Mark Carcraft, textbook supervisor for campus retailer Buckeye Books said he thought the deal will likely have a similar effect on his company.
“We have a lot of different merchandise that is licensed from other smaller retailers,” Carcraft said. “An agreement like that will probably cut down on the amount of people we could buy things from.”
According to an OSU press release, local manufacturers will have an opportunity to continue producing OSU apparel.
“Through J. America and Fanatics, Ohio State may continue to use Ohio-based companies as sub-licenses, suppliers, embroiders and screen printers,” the release said.
Hirsch said working through the new licenses is the route his business will most likely pursue.
“We’ll approach them to see, you know, if we can keep printing for the stores that we already print for,” he said.
The release said the deal will not hurt local businesses.
“Their current base of business with Ohio-based companies – including packaging, freight, blank apparel, corrugation and insurance services – is expected to double as a result of this agreement,” the press release said.
While concerned about the contract’s effects, Dawes said she sees the issue’s silver lining.
She said the choice to deal with J. America is better than the alternative: contracting with the Dallas Cowboys.

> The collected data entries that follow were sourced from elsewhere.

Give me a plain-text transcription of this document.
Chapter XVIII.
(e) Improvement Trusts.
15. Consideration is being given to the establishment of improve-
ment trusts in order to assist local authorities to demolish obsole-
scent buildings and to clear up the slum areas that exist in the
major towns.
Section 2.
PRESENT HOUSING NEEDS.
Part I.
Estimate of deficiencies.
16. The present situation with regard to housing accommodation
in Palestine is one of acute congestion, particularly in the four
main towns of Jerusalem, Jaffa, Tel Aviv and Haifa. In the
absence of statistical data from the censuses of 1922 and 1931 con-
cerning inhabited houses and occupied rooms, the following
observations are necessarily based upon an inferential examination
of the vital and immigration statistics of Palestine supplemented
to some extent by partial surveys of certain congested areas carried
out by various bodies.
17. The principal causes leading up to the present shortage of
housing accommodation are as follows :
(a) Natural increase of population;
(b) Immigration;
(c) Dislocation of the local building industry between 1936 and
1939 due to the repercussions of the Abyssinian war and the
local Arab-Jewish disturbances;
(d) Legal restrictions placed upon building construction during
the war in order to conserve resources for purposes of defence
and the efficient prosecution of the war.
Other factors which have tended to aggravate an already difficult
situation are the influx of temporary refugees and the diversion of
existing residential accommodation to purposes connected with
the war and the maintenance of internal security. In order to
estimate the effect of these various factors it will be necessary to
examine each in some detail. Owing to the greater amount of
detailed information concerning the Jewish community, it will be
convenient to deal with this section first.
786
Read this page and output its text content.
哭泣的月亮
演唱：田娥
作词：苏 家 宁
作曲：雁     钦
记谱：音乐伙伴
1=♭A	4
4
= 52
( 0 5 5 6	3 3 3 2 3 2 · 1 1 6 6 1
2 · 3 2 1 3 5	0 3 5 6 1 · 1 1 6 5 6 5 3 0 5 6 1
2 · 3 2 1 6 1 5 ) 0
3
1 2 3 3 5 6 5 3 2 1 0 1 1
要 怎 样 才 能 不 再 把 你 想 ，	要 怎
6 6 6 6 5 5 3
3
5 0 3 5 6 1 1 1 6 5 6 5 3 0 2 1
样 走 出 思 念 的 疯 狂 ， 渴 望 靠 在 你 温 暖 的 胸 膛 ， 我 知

A contract with the Dallas Cowboy’s Silver Star Merchandising has been protested over the past year by members of the student group United Students Against Sweatshops, who have accused the company of using sweatshop labor.
Dawes said she was pleased about the university’s decision to go with a different company.
“I think we are all happy that Silver Star didn’t get it because of how their business practices (are) and that sort of thing,” Dawes said. “I’m trying to be as optimistic as possible and having faith in Ohio State making the right decision. There is nothing we can really do about it, but time will tell.”